I am trying to restructure my code to use Dask instead of NumPy for large array computations. However, I am struggling with the runtime performance of Dask:
In[15]: import numpy as np
In[16]: import dask.array as da
In[17]: np_arr = np.random.rand(10, 10000, 10000)
In[18]: da_arr = da.from_array(np_arr, chunks=(-1, 'auto', 'auto'))
In[19]: %timeit np.mean(np_arr, axis=0)
1 loop, best of 3: 2.59 s per loop
In[20]: %timeit da_arr.mean(axis=0).compute()
1 loop, best of 3: 4.23 s per loop
I had a look at similar questions (why is dot product in dask slower than in numpy), but playing around with the chunk size did not help. I will mainly use arrays having approximately the same size as above. Is it recommendable to use NumPy instead of Dask for such arrays or can I tune something? I have also tried to use the Client
from dask.distributed
and started it with 16 processes and 4 threads per process (16 core CPU), but this made it even worse.
Thanks in advance!
EDIT:
I have played a bit around with Dask and distributed processing. The data transfer (dumping of array and retrieval of result) seems to be the major limitation/issue, whereas computation is really fast (436ms compared to 9.51s). But even for client.compute()
, the wall time is larger (12.1s) than for do_stuff(data)
. Can this and the data transfer in general somehow be improved?
In[3]: import numpy as np
In[4]: from dask.distributed import Client, wait
In[5]: from dask import delayed
In[6]: import dask.array as da
In[7]: client = Client('address:port')
In[8]: client
Out[8]: <Client: scheduler='tcp://address:port' processes=4 cores=16>
In[9]: data = np.random.rand(400, 100, 10000)
In[10]: %time [future] = client.scatter([data])
CPU times: user 8.36 s, sys: 5.08 s, total: 13.4 s
Wall time: 24.5 s
In[11]: x = da.from_delayed(delayed(future), shape=data.shape, dtype=data.dtype)
In[12]: x = x.rechunk(chunks=('auto', 'auto', 'auto'))
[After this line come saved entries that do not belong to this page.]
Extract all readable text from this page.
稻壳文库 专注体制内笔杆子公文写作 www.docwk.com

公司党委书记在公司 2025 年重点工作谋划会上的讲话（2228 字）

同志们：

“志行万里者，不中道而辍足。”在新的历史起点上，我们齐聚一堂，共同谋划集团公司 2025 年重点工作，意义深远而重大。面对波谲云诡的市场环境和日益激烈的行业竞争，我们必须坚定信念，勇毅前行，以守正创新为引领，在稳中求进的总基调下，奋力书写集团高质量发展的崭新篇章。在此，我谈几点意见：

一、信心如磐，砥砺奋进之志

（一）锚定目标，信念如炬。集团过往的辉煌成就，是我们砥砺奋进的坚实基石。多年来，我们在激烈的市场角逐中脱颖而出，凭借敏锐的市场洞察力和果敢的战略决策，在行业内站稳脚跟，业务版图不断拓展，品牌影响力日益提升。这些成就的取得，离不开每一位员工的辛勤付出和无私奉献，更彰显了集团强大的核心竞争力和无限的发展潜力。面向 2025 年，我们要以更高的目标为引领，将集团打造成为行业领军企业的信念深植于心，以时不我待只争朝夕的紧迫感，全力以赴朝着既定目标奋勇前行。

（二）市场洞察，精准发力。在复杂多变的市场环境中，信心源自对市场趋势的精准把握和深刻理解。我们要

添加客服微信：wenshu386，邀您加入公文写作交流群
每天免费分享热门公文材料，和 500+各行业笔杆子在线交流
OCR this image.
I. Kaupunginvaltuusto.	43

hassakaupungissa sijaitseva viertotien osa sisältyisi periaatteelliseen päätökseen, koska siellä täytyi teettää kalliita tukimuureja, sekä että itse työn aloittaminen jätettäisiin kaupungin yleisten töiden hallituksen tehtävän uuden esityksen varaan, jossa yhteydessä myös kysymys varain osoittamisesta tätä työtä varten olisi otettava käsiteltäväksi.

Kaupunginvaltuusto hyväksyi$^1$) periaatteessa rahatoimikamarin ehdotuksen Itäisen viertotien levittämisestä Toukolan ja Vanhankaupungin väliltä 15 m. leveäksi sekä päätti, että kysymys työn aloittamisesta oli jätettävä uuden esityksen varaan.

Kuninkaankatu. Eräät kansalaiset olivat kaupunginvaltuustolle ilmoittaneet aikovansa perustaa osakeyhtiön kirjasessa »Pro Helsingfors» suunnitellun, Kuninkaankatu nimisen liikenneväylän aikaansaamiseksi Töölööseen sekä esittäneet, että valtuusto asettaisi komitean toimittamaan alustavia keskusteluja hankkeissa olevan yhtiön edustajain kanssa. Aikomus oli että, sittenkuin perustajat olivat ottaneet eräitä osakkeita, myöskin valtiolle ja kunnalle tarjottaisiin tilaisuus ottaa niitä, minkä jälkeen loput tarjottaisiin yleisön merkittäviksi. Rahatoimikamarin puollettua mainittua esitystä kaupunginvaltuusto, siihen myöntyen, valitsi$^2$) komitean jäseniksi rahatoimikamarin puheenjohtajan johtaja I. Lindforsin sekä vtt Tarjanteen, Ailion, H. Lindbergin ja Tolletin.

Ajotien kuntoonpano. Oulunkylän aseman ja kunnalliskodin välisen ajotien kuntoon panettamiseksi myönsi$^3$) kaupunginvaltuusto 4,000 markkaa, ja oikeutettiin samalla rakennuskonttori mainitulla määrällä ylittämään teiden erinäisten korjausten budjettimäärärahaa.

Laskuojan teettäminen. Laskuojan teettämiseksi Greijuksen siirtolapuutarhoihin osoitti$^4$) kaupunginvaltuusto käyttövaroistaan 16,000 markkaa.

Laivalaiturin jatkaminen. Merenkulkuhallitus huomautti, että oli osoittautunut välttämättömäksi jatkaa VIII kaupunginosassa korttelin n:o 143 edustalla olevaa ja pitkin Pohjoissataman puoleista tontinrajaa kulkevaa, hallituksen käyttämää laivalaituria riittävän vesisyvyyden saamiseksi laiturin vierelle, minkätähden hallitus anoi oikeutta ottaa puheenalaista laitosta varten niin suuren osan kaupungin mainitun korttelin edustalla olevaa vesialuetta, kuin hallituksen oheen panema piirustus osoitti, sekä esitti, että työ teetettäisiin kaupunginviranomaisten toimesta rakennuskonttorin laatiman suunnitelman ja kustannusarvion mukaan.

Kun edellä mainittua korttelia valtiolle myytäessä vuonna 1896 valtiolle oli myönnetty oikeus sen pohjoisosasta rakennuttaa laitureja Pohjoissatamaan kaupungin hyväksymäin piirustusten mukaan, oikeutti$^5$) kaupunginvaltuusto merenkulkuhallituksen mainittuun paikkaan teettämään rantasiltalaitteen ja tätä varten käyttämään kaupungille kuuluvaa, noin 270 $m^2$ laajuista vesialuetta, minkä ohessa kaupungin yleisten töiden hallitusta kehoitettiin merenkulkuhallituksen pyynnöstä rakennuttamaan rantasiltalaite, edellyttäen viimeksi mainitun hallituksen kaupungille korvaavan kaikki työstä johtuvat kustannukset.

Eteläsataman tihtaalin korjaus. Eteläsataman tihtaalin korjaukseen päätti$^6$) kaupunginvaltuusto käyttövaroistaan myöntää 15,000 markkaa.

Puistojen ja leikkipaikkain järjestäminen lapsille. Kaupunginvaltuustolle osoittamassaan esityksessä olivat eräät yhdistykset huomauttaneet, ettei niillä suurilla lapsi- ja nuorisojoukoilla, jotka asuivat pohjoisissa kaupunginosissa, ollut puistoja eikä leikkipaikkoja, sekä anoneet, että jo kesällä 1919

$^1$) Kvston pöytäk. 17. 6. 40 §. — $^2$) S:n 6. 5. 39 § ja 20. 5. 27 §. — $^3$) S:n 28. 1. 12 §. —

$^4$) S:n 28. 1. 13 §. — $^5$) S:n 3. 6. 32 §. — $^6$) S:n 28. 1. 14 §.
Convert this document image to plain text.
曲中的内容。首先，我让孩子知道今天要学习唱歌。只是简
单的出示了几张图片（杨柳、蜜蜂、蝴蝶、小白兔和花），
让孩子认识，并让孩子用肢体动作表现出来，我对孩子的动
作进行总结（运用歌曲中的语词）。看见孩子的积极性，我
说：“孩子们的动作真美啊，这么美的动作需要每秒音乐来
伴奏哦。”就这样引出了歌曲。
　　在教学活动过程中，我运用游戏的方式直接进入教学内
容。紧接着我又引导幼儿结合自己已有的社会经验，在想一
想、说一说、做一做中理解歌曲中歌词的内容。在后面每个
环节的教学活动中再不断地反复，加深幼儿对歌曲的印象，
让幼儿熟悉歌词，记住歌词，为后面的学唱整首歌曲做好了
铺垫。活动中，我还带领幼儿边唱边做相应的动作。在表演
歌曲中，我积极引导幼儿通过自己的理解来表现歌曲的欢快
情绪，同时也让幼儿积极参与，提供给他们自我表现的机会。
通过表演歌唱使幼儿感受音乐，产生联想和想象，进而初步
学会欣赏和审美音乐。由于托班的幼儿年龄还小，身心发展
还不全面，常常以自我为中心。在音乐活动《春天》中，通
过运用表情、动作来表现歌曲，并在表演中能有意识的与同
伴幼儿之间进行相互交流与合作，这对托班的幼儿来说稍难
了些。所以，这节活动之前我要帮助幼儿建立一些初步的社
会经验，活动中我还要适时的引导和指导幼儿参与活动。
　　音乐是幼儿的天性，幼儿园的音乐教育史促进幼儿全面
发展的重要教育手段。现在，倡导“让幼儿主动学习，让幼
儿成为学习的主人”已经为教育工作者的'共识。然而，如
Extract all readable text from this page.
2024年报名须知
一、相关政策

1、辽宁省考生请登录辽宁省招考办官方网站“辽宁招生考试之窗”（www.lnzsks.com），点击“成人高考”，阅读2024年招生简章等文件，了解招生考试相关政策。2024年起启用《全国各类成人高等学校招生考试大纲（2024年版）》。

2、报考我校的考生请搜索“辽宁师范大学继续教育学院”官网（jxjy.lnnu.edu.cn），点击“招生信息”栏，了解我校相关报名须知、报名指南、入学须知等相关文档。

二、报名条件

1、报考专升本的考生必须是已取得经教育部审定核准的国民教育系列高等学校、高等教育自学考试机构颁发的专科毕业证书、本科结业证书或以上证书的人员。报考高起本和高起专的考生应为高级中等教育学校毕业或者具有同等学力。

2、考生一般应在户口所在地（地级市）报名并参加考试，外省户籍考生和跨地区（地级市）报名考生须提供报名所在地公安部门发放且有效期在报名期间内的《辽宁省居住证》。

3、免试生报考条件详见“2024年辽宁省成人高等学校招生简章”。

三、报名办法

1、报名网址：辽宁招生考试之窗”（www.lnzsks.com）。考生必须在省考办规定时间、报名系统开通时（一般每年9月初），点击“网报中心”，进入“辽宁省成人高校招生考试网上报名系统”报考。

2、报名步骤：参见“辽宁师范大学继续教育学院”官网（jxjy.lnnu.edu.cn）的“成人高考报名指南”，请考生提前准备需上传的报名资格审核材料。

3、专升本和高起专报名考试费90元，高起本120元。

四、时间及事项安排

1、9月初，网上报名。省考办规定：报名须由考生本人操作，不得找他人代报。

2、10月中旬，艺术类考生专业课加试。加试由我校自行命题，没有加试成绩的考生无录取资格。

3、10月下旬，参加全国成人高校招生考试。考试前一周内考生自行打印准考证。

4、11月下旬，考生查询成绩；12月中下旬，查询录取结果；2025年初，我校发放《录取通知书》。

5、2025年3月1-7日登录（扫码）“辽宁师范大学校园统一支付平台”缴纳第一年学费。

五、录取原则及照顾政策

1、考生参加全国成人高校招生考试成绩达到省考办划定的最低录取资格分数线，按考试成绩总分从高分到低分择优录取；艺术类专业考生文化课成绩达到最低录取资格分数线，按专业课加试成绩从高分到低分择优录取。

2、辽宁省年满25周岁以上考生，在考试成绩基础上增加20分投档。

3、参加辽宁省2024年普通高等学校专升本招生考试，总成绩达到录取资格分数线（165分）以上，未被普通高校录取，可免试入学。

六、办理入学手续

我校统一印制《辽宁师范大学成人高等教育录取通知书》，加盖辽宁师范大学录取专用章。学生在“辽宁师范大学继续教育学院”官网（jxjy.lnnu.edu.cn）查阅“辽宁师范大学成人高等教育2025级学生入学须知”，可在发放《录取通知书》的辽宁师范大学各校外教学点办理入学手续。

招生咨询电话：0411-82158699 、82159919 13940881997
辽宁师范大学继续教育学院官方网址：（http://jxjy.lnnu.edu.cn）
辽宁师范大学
In[13]: x = client.persist(x)
In[14]: {w: len(keys) for w, keys in client.has_what().items()}
Out[14]:
{'tcp://address:port': 65,
'tcp://address:port': 0,
'tcp://address:port': 0,
'tcp://address:port': 0}
In[15]: client.rebalance(x)
In[16]: {w: len(keys) for w, keys in client.has_what().items()}
Out[16]:
{'tcp://address:port': 17,
'tcp://address:port': 16,
'tcp://address:port': 16,
'tcp://address:port': 16}
In[17]: def do_stuff(arr):
... arr = arr/3. + arr**2 - arr**(1/2)
... arr[arr >= 0.5] = 1
... return arr
...
In[18]: %time future_compute = client.compute(do_stuff(x)); wait(future_compute)
Matplotlib support failed
CPU times: user 387 ms, sys: 49.5 ms, total: 436 ms
Wall time: 12.1 s
In[19]: future_compute
Out[19]: <Future: status: finished, type: ndarray, key: finalize-54eb04bbe03eee8af686fd43b41eb161>
In[21]: %timeit future_compute.result()
1 loop, best of 3: 19.4 s per loop
In[21]: %time do_stuff(data)
CPU times: user 4.49 s, sys: 5.02 s, total: 9.51 s
Wall time: 9.5 s